Question

-%deviation from expected value (show calculations) for the relation between Fc and f^2.

Answer 1

In the given experimental setting we are asked to determine the relationship between the centripetal force and the frequency. To do that we will use the following formula that relates the centripetal force and the square of the frequency:

`F_c=4\pi^2m_srf^2`

Where:

`\begin{gathered} F_c=\text{ centripetal force} \\ m_s=\text{ mass of the rubber stopper} \\ r=\text{ radius} \\ f^=\text{ frequency} \end{gathered}`

First, we divide both sides by the square of the frequency:

`(F_c)/(f^2)=4\pi^2m_sr`

Now, we substitute the values of the stopper mass and the radius:

`(F_c)/(f^2)=4\pi^2(0.0153kg)(0.265m)`

Solving the operations:

`(F_c)/(f^2)=0.16kg*m`

Therefore, for a fixed rubber mass and a fixed radius, the quotient of the centripetal force and the square of the frequency is always 0.16 theoretically.

Now, we will determine the quotient between the centripetal force and the square of the frequency with the experimental data.

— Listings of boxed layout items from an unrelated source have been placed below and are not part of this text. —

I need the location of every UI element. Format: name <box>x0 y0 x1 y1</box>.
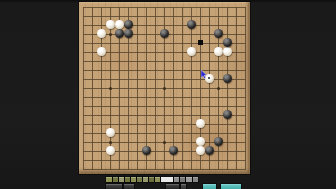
star-point-k4 <box>163 141 166 144</box>
mouse-cursor-icon <box>201 70 208 79</box>
toolbar-button-3[interactable] <box>166 184 179 189</box>
stone-white-n14 <box>187 47 196 56</box>
stone-white-c16 <box>97 29 106 38</box>
toolbar-chip-5[interactable] <box>131 177 136 182</box>
black-square-marker-o15 <box>198 40 203 45</box>
stone-black-r11 <box>223 74 232 83</box>
action-button-6[interactable] <box>221 184 241 189</box>
action-button-5[interactable] <box>203 184 216 189</box>
stone-black-l3 <box>169 146 178 155</box>
star-point-d4 <box>109 141 112 144</box>
go-board[interactable] <box>79 2 250 174</box>
stone-black-p3 <box>205 146 214 155</box>
toolbar-chip-1[interactable] <box>106 177 112 182</box>
toolbar-button-2[interactable] <box>124 184 134 189</box>
stone-black-r15 <box>223 38 232 47</box>
stone-white-q14 <box>214 47 223 56</box>
stone-black-e16 <box>115 29 124 38</box>
stone-black-h3 <box>142 146 151 155</box>
toolbar-chip-8[interactable] <box>149 177 154 182</box>
stone-black-r7 <box>223 110 232 119</box>
toolbar-chip-3[interactable] <box>119 177 124 182</box>
stone-white-r14 <box>223 47 232 56</box>
toolbar-chip-2[interactable] <box>113 177 118 182</box>
stone-black-f16 <box>124 29 133 38</box>
toolbar-chip-14[interactable] <box>193 177 198 182</box>
stone-white-o4 <box>196 137 205 146</box>
stone-white-o6 <box>196 119 205 128</box>
stone-white-d5 <box>106 128 115 137</box>
toolbar-chip-13[interactable] <box>186 177 192 182</box>
star-point-k10 <box>163 87 166 90</box>
stone-white-e17 <box>115 20 124 29</box>
stone-black-q16 <box>214 29 223 38</box>
toolbar-chip-9[interactable] <box>155 177 160 182</box>
stone-white-c14 <box>97 47 106 56</box>
stone-black-q4 <box>214 137 223 146</box>
app-screen <box>0 0 336 189</box>
toolbar-chip-4[interactable] <box>125 177 130 182</box>
bottom-toolbar <box>0 174 336 189</box>
toolbar-chip-12[interactable] <box>180 177 185 182</box>
stone-white-o3 <box>196 146 205 155</box>
toolbar-chip-6[interactable] <box>137 177 142 182</box>
star-point-d16 <box>109 33 112 36</box>
stone-white-d3 <box>106 146 115 155</box>
stone-white-d17 <box>106 20 115 29</box>
toolbar-chip-11[interactable] <box>174 177 179 182</box>
toolbar-button-4[interactable] <box>181 184 186 189</box>
toolbar-chip-10[interactable] <box>161 177 173 182</box>
stone-black-k16 <box>160 29 169 38</box>
toolbar-chip-7[interactable] <box>143 177 148 182</box>
star-point-d10 <box>109 87 112 90</box>
last-move-dot <box>208 77 210 79</box>
star-point-q10 <box>217 87 220 90</box>
stone-black-n17 <box>187 20 196 29</box>
toolbar-button-1[interactable] <box>106 184 122 189</box>
stone-black-f17 <box>124 20 133 29</box>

First, the centripetal force is equivalent to the weight of the hanging mass since the tension is the chord is the same, therefore, we have:

`F_c=m_hg`

Where:

`m_h=\text{ hanging mass}`

Now, the frequency is equivalent to the number of cycles per unit of time, therefore, the frequency is:

`f=\frac{revolutions\text{ }}{time}`

For the 20g mass and trial 1 we have the following values:

`\begin{gathered} m_h=20g=0.02kg \\ revolutions\text{ =}26 \\ time\text{ =}10s \end{gathered}`

Substituting the values we get:

`(F_c)/(f^(^2))=(m_hg)/(((revolutions)/(time))^2)=((0.02kg)(9.8(m)/(s^2)))/(((26rev)/(10s))^2)`

Solving the operations:

`(F_c)/(f^2)=0.03kg*m`

Now, we determine the deviation from the theoretical value using the following formula:

`D=(E.value-T.value)/(T.value)*100`

Substituting we get:

`D=(0.03-0.16)/(0.16)*100=-81.25\%`

The same procedure is used for the other trials.